1995年3月20日に発生した地下鉄サリン事件など、オウム真理教による一連の事件を追ったアメリカ制作のドキュメンタリー映画「AUM: The Cult at the End of the World(原題)」。このたび同作の日本公開に向け、試写会の実施および上映機会の拡大を目的としたクラウドファンディングがMotion Galleryでスタートした。
本作ではアーカイブ映像や関係者へのインタビューを通じて、オウム真理教の創設者である麻原彰晃の生い立ちから教団の拡大、地下鉄サリン事件に至るまでの経緯を記録。教団内部の実態、当時の社会状況、報道や捜査の限界、そして事件を止めようと奔走した人々の証言を収め、「なぜこのような出来事が起きたのか」という問いに迫っていく。当時教団の広報担当であった上祐史浩のインタビュー映像も収録。アメリカ人ジャーナリストのデイビッド・E・カプランとアンドリュー・マーシャルによる共著を原作に、ベン・ブラウンと柳本千晶が監督を務めた。
映画は2023年のサンダンス映画祭でワールドプレミア。アメリカでは2025年3月に限定公開された。しかし日本国内での劇場公開は実現しておらず、本作の配給権を獲得したAIM Entertainment Japanによると、上映に慎重な姿勢を示す映画館も多いという。その背景には、宗教問題を扱う作品であることへの慎重な配慮、被害者・遺族への心理的影響、事件をめぐる高い社会的センシティビティに加え、現在も活動を続ける後継団体への懸念、上映に際しての安全面・運営面などを検討する必要性などがある。

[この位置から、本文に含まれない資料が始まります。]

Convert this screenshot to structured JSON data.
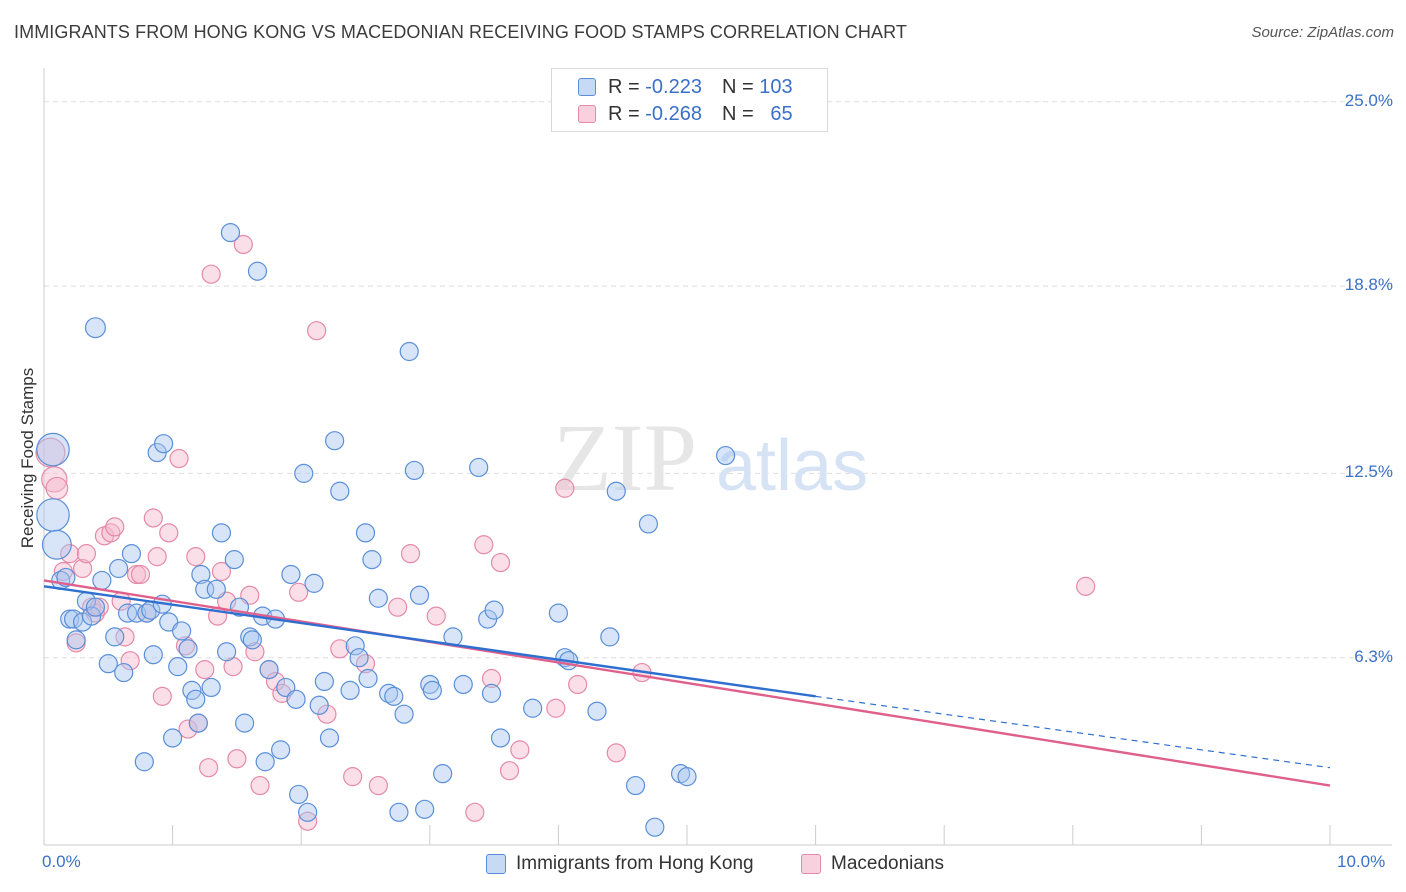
{
  "title": "IMMIGRANTS FROM HONG KONG VS MACEDONIAN RECEIVING FOOD STAMPS CORRELATION CHART",
  "source": "Source: ZipAtlas.com",
  "watermark": {
    "zip": "ZIP",
    "atlas": "atlas"
  },
  "legend": {
    "r_label": "R =",
    "n_label": "N =",
    "series1": {
      "r": "-0.223",
      "n": "103"
    },
    "series2": {
      "r": "-0.268",
      "n": "65"
    }
  },
  "bottom_legend": {
    "series1": "Immigrants from Hong Kong",
    "series2": "Macedonians"
  },
  "colors": {
    "series1_fill": "#a9c6ef",
    "series1_stroke": "#5a8fd8",
    "series1_line": "#2f6fd0",
    "series2_fill": "#f5b8cb",
    "series2_stroke": "#e58aa7",
    "series2_line": "#e0608c",
    "tick_label": "#3a70c8",
    "grid": "#dddddd"
  },
  "chart_data": {
    "type": "scatter",
    "title": "IMMIGRANTS FROM HONG KONG VS MACEDONIAN RECEIVING FOOD STAMPS CORRELATION CHART",
    "xlabel": "",
    "ylabel": "Receiving Food Stamps",
    "xlim": [
      0,
      10
    ],
    "ylim": [
      0,
      25.8
    ],
    "x_tick_labels": [
      {
        "value": 0,
        "label": "0.0%"
      },
      {
        "value": 10,
        "label": "10.0%"
      }
    ],
    "y_ticks": [
      {
        "value": 6.3,
        "label": "6.3%"
      },
      {
        "value": 12.5,
        "label": "12.5%"
      },
      {
        "value": 18.8,
        "label": "18.8%"
      },
      {
        "value": 25.0,
        "label": "25.0%"
      }
    ],
    "grid": true,
    "legend_position": "top-center",
    "series": [
      {
        "name": "Immigrants from Hong Kong",
        "r": -0.223,
        "n": 103,
        "trend": {
          "x0": 0,
          "y0": 8.7,
          "x1": 6.0,
          "y1": 5.0,
          "dashed_to_x": 10,
          "dashed_to_y": 2.6
        },
        "points": [
          [
            0.07,
            13.3,
            1.8
          ],
          [
            0.07,
            11.1,
            1.8
          ],
          [
            0.1,
            10.1,
            1.6
          ],
          [
            0.13,
            8.9,
            1
          ],
          [
            0.17,
            9.0,
            1
          ],
          [
            0.2,
            7.6,
            1
          ],
          [
            0.23,
            7.6,
            1
          ],
          [
            0.25,
            6.9,
            1
          ],
          [
            0.3,
            7.5,
            1
          ],
          [
            0.33,
            8.2,
            1
          ],
          [
            0.37,
            7.7,
            1
          ],
          [
            0.4,
            8.0,
            1
          ],
          [
            0.45,
            8.9,
            1
          ],
          [
            0.5,
            6.1,
            1
          ],
          [
            0.55,
            7.0,
            1
          ],
          [
            0.58,
            9.3,
            1
          ],
          [
            0.62,
            5.8,
            1
          ],
          [
            0.65,
            7.8,
            1
          ],
          [
            0.68,
            9.8,
            1
          ],
          [
            0.72,
            7.8,
            1
          ],
          [
            0.78,
            2.8,
            1
          ],
          [
            0.8,
            7.8,
            1
          ],
          [
            0.83,
            7.9,
            1
          ],
          [
            0.85,
            6.4,
            1
          ],
          [
            0.88,
            13.2,
            1
          ],
          [
            0.92,
            8.1,
            1
          ],
          [
            0.93,
            13.5,
            1
          ],
          [
            0.97,
            7.5,
            1
          ],
          [
            1.0,
            3.6,
            1
          ],
          [
            1.04,
            6.0,
            1
          ],
          [
            1.07,
            7.2,
            1
          ],
          [
            1.12,
            6.6,
            1
          ],
          [
            1.15,
            5.2,
            1
          ],
          [
            1.18,
            4.9,
            1
          ],
          [
            1.2,
            4.1,
            1
          ],
          [
            1.22,
            9.1,
            1
          ],
          [
            1.25,
            8.6,
            1
          ],
          [
            1.3,
            5.3,
            1
          ],
          [
            1.34,
            8.6,
            1
          ],
          [
            1.38,
            10.5,
            1
          ],
          [
            1.42,
            6.5,
            1
          ],
          [
            1.45,
            20.6,
            1
          ],
          [
            1.48,
            9.6,
            1
          ],
          [
            1.52,
            8.0,
            1
          ],
          [
            1.56,
            4.1,
            1
          ],
          [
            1.6,
            7.0,
            1
          ],
          [
            1.62,
            6.9,
            1
          ],
          [
            1.66,
            19.3,
            1
          ],
          [
            1.7,
            7.7,
            1
          ],
          [
            1.72,
            2.8,
            1
          ],
          [
            1.75,
            5.9,
            1
          ],
          [
            1.8,
            7.6,
            1
          ],
          [
            1.84,
            3.2,
            1
          ],
          [
            1.88,
            5.3,
            1
          ],
          [
            1.92,
            9.1,
            1
          ],
          [
            1.96,
            4.9,
            1
          ],
          [
            1.98,
            1.7,
            1
          ],
          [
            2.02,
            12.5,
            1
          ],
          [
            2.05,
            1.1,
            1
          ],
          [
            2.1,
            8.8,
            1
          ],
          [
            2.14,
            4.7,
            1
          ],
          [
            2.18,
            5.5,
            1
          ],
          [
            2.22,
            3.6,
            1
          ],
          [
            2.26,
            13.6,
            1
          ],
          [
            2.3,
            11.9,
            1
          ],
          [
            2.38,
            5.2,
            1
          ],
          [
            2.42,
            6.7,
            1
          ],
          [
            2.45,
            6.3,
            1
          ],
          [
            2.5,
            10.5,
            1
          ],
          [
            2.52,
            5.6,
            1
          ],
          [
            2.55,
            9.6,
            1
          ],
          [
            2.6,
            8.3,
            1
          ],
          [
            2.68,
            5.1,
            1
          ],
          [
            2.72,
            5.0,
            1
          ],
          [
            2.76,
            1.1,
            1
          ],
          [
            2.8,
            4.4,
            1
          ],
          [
            2.84,
            16.6,
            1
          ],
          [
            2.88,
            12.6,
            1
          ],
          [
            2.92,
            8.4,
            1
          ],
          [
            2.96,
            1.2,
            1
          ],
          [
            3.0,
            5.4,
            1
          ],
          [
            3.02,
            5.2,
            1
          ],
          [
            3.1,
            2.4,
            1
          ],
          [
            3.18,
            7.0,
            1
          ],
          [
            3.26,
            5.4,
            1
          ],
          [
            3.38,
            12.7,
            1
          ],
          [
            3.45,
            7.6,
            1
          ],
          [
            3.48,
            5.1,
            1
          ],
          [
            3.5,
            7.9,
            1
          ],
          [
            3.55,
            3.6,
            1
          ],
          [
            3.8,
            4.6,
            1
          ],
          [
            4.0,
            7.8,
            1
          ],
          [
            4.05,
            6.3,
            1
          ],
          [
            4.08,
            6.2,
            1
          ],
          [
            4.3,
            4.5,
            1
          ],
          [
            4.4,
            7.0,
            1
          ],
          [
            4.45,
            11.9,
            1
          ],
          [
            4.6,
            2.0,
            1
          ],
          [
            4.7,
            10.8,
            1
          ],
          [
            4.75,
            0.6,
            1
          ],
          [
            4.95,
            2.4,
            1
          ],
          [
            5.0,
            2.3,
            1
          ],
          [
            5.3,
            13.1,
            1
          ],
          [
            0.4,
            17.4,
            1.1
          ]
        ]
      },
      {
        "name": "Macedonians",
        "r": -0.268,
        "n": 65,
        "trend": {
          "x0": 0,
          "y0": 8.9,
          "x1": 10,
          "y1": 2.0
        },
        "points": [
          [
            0.05,
            13.2,
            1.6
          ],
          [
            0.08,
            12.3,
            1.4
          ],
          [
            0.1,
            12.0,
            1.2
          ],
          [
            0.15,
            9.2,
            1
          ],
          [
            0.2,
            9.8,
            1
          ],
          [
            0.25,
            6.8,
            1
          ],
          [
            0.3,
            9.3,
            1
          ],
          [
            0.33,
            9.8,
            1
          ],
          [
            0.37,
            8.0,
            1
          ],
          [
            0.4,
            7.8,
            1
          ],
          [
            0.43,
            8.0,
            1
          ],
          [
            0.47,
            10.4,
            1
          ],
          [
            0.52,
            10.5,
            1
          ],
          [
            0.55,
            10.7,
            1
          ],
          [
            0.6,
            8.2,
            1
          ],
          [
            0.63,
            7.0,
            1
          ],
          [
            0.67,
            6.2,
            1
          ],
          [
            0.72,
            9.1,
            1
          ],
          [
            0.75,
            9.1,
            1
          ],
          [
            0.8,
            7.8,
            1
          ],
          [
            0.85,
            11.0,
            1
          ],
          [
            0.88,
            9.7,
            1
          ],
          [
            0.92,
            5.0,
            1
          ],
          [
            0.97,
            10.5,
            1
          ],
          [
            1.05,
            13.0,
            1
          ],
          [
            1.1,
            6.7,
            1
          ],
          [
            1.12,
            3.9,
            1
          ],
          [
            1.18,
            9.7,
            1
          ],
          [
            1.2,
            4.1,
            1
          ],
          [
            1.25,
            5.9,
            1
          ],
          [
            1.28,
            2.6,
            1
          ],
          [
            1.3,
            19.2,
            1
          ],
          [
            1.35,
            7.7,
            1
          ],
          [
            1.38,
            9.2,
            1
          ],
          [
            1.42,
            8.2,
            1
          ],
          [
            1.47,
            6.0,
            1
          ],
          [
            1.5,
            2.9,
            1
          ],
          [
            1.55,
            20.2,
            1
          ],
          [
            1.6,
            8.4,
            1
          ],
          [
            1.64,
            6.5,
            1
          ],
          [
            1.68,
            2.0,
            1
          ],
          [
            1.75,
            5.9,
            1
          ],
          [
            1.8,
            5.5,
            1
          ],
          [
            1.85,
            5.1,
            1
          ],
          [
            1.98,
            8.5,
            1
          ],
          [
            2.05,
            0.8,
            1
          ],
          [
            2.12,
            17.3,
            1
          ],
          [
            2.2,
            4.4,
            1
          ],
          [
            2.3,
            6.6,
            1
          ],
          [
            2.4,
            2.3,
            1
          ],
          [
            2.5,
            6.1,
            1
          ],
          [
            2.6,
            2.0,
            1
          ],
          [
            2.75,
            8.0,
            1
          ],
          [
            2.85,
            9.8,
            1
          ],
          [
            3.05,
            7.7,
            1
          ],
          [
            3.35,
            1.1,
            1
          ],
          [
            3.42,
            10.1,
            1
          ],
          [
            3.48,
            5.6,
            1
          ],
          [
            3.55,
            9.5,
            1
          ],
          [
            3.62,
            2.5,
            1
          ],
          [
            3.7,
            3.2,
            1
          ],
          [
            3.98,
            4.6,
            1
          ],
          [
            4.05,
            12.0,
            1
          ],
          [
            4.15,
            5.4,
            1
          ],
          [
            4.45,
            3.1,
            1
          ],
          [
            4.65,
            5.8,
            1
          ],
          [
            8.1,
            8.7,
            1
          ]
        ]
      }
    ]
  }
}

一方で、地下鉄サリン事件から31年が経過し、事件をリアルタイムで知らない世代が社会の多数を占めつつある現状がある。AIM Entertainment Japanは、事件を風化させないために作品を“今届ける”必要性の高さを鑑み、被害者・遺族・関係者への配慮を前提としつつオウム真理教被害者支援機構からの要望も踏まえ、まずは試写会などの形で上映機会を生み出していくことが重要だと判断。今後の劇場公開へとつなげるべく、社会的な議論と鑑賞の場を作ることに意義があるとして本プロジェクトを立ち上げた。
クラウドファンディングのリターンには、試写会やオンライン試写会への招待、出張上映会の開催などが用意された。AIM Entertainment Japanは「試写会の実施を足がかりに、今後の劇場上映へとつなげるべく尽力しておりますが、現時点ではその見通しが確定している状況ではありません。だからこそ、まず上映機会を確保し、社会的な議論と鑑賞の場をつくることに意義があると考えています」と発表している。YouTubeでは告知映像が公開中だ。